GPU acceleration can offer 10x better processing speed than a CPU. The only side effect comes with its that it might lead to more power usage. So, if you are running low on battery, it might be a good idea to disable GPU acceleration. However, this is not always true because nowadays we have certain specialist hardware GPU which can take less power to do the same processing than what it takes on a CPU.
So the question that still hangs in the air is - when to turn on or disable the GPU hardware acceleration. The answer to this question is - always keep hardware acceleration ON. Applications which are designed to make use of GPU acceleration will work better which the feature enabled and applications which don’t use it won’t be impacted either. Certain applications in our experience might experience bugs when using GPU acceleration. You can disable GPU acceleration for these applications from their Settings section.
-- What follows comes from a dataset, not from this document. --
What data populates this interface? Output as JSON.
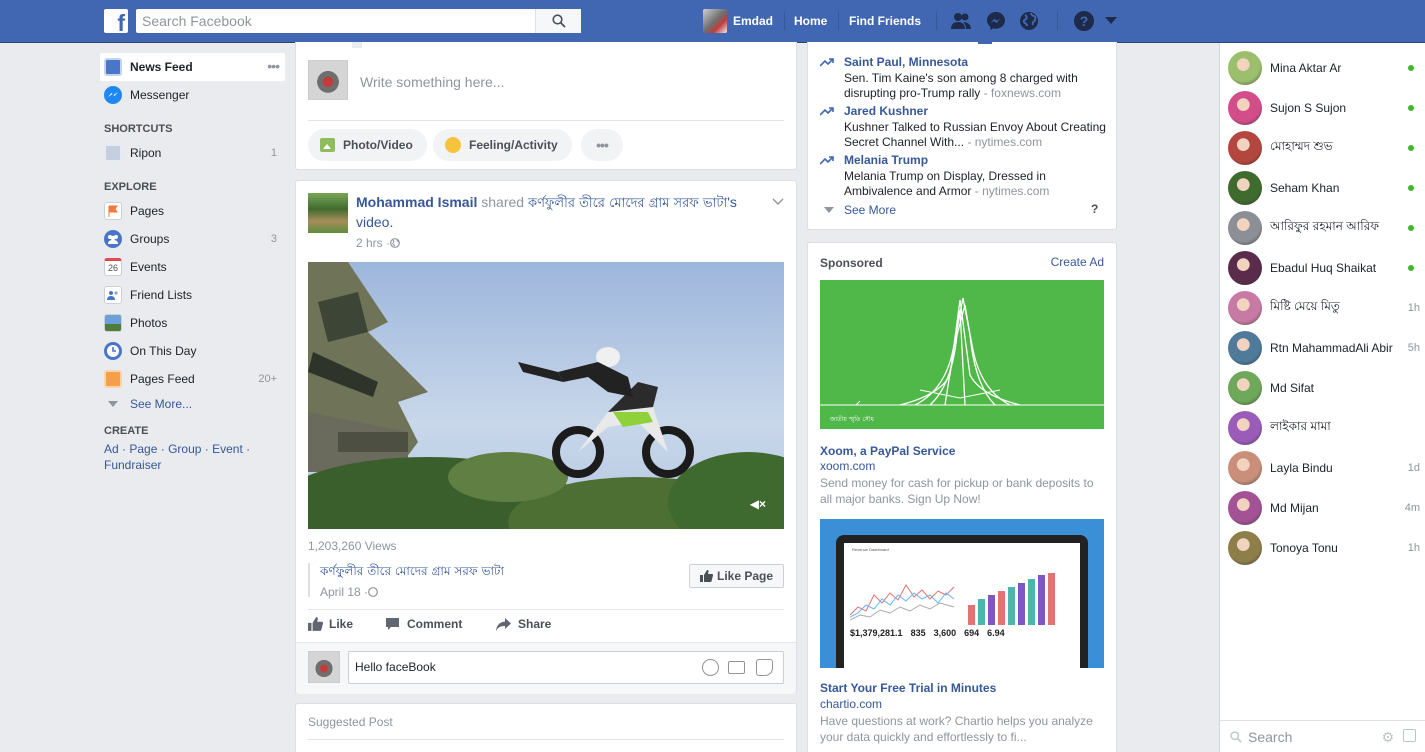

Hardware Acceleration support in Windows 10 was a setting for a long time before an update finally made it a feature. Before we start telling you how to turn on Hardware Acceleration in Windows, you need to see if you are running Windows 10 version 2004 or Build 19041. You can check this in in Settings > System > About.
This version is available in Windows 10 May 2020 update. In addition to this, you will need Nvidia GeForce 451.48+ or Adrenalin 2020 Edition 20.5.1 Beta driver. The Nvidia GeForce update makes GPU acceleration available for all its users whereas for AMD the feature is available only for its beta users.
To enable GPU Acceleration in Windows 10, search for Graphics settings and toggle the switch under Hardware-accelerated GPU scheduling option to On.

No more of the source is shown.